BANGSA INDONESIA DALAM KETAKUTAN

on Senin, 30 Maret 2009

Tanda-tanda kemiskinan sebuah bangsa dalam tingkatan yang paling dasar adalah munculnya “rasa takut” disebagian besar penduduknya. Perasaaan takut yang sama atau ketakutan sejenis harus diterjemahkan secara luas serta mendalam sebab hal itu menandakan ketidak beresan dalam sistem pemerintahan yang berdampak kepada kehidupan masyarakatnya. Sebagai contoh dapat kita lihat pada fenomena sosial yang terjadi saat ini; masyarakat Indonesia takut tidak dapat makan, takut tidak mendapatkan bahan bakar, takut tidak mendapat pekerjaan, takut bepergian, takut sakit, takut hantu, takut tidak gaya serta seribu perasaan takut lainnya yang setiap hari mencekam kehidupan mereka. Dapat dibayangkan ketidaknyamanan hidup yang senantiasa menghantui rakyat Indonesia akibat ribuan teror rasa takut itu. Nuansa ketakutan tidak hanya berkaitan dengan kehidupan mereka, bahkan dalam konteks kematianpun setiap manusia Indonesia masih harus dibebani teror seperti, takut kemarahan tuhan, takut neraka, takut disiksa dan seterusnya. Pun bukan hanya itu, bahkan ketika proses beribadah (pengabdian) kepada tuhan-pun tidak terlepas dari teror; takut salah golongan, takut tidak diterima, takut salah waktu, takut salah ucapan, takut salah gerakan, takut salah tempat. Atas semua ketakutan tersebut, seolah tuhan memiliki kekurangan seperti halnya manusia (sungguh kasihan tuhan disamakan dengan manusia).

Seluruh bentuk ketakutan yang ada pada umumnya ditepis dengan cara pasrah diri kepada tuhan, mereka menggantungkan harapan terhadap belas kasih tuhan, keadilan tuhan, balasan dari tuhan kelak dan sebagainya. Kembali bangsa ini menunjukan ketidakmampuannya sebagai mahluk paripurna yang dijanjikan tuhan.
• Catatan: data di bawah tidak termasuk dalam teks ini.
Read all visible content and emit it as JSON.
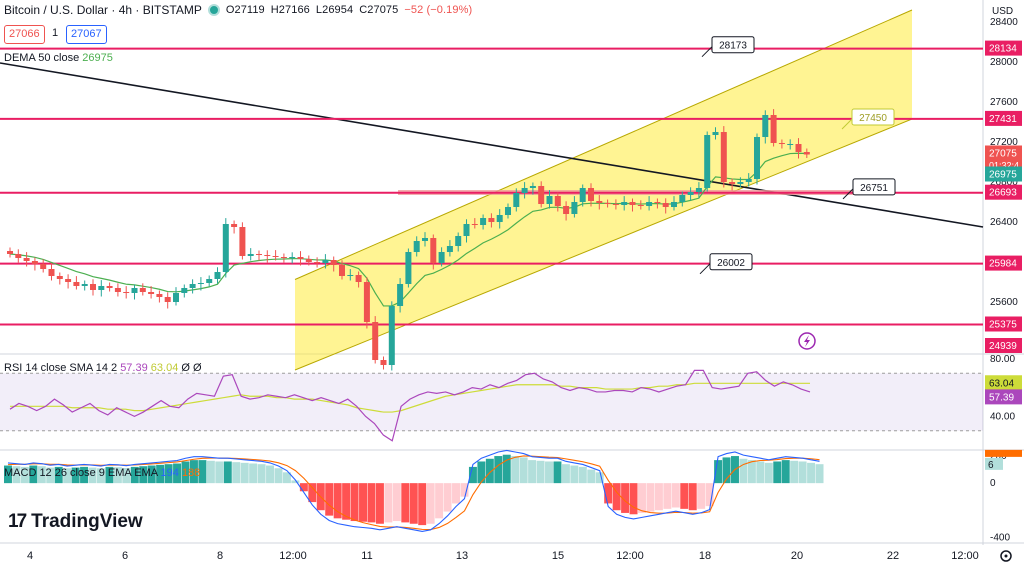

Adanya rasa takut untuk menghadapai hari esok di negara yang teramat subur ini merupakan ironi paling kasar serta dagelan paling biadab (kalau tidak pantas disebut teramat sangat “bodoh”), bandingkan dengan negara lain seperti Arab yang 85% tanahnya berupa padang pasir, Rusia dengan udara dingin dan saljunya, Jepang dengan gempa buminya, mereka semua mampu menentramkan kehidupan bangsanya dengan menetralisir perasaan takut ditingkat paling mendasar (sandang, pangan, perumahan dan pendidikan).

Dampak dari ketakutan yang menteror setiap saat adalah munculnya perasaan tertekan, apatis dan paranoid hingga menuju dua titik puncak antara; kelelahan atau nekad. “Kelelahan” akan membawa bangsa Indonesia kepada ambruknya kepedulian terhadap tata kehidupan berbangsa, bernegara dan bermasyarakat. “Kenekadan” akibat tekanan yang datang bertubi-tubi dari berbagai sisi kehidupan akan membawa bangsa ini menuju pemberontakan terhadap nilai-nilai kearifan lokal hingga kelak memicu lahirnya generasi berkualitas barbar dan biadab. Inilah bentuk dan wujud kemiskinan bangsa yang sesungguhnya yaitu; ketika mereka tidak mempunyai, tidak mengenal, dan tidak memahami lagi jati dirinya. Di negeri ini, jangankan mengenali para leluhur bahkan dirinya sendiri tidak mereka kenali. Proses “pemiskinan nasional” pada prinsipnya sudah terjadi sejak lama (+/- abad ke 13M) yaitu, sejak nilai-nilai kearifan lokal yang dibangun oleh para leluhur bangsa dibabat habis oleh ajaran bangsa pendatang, diawali dengan ‘pelarangan’ penggunaan huruf dan bahasa persatuan negara (bukan bahasa Indonesia seperti yang kita kenal sekarang).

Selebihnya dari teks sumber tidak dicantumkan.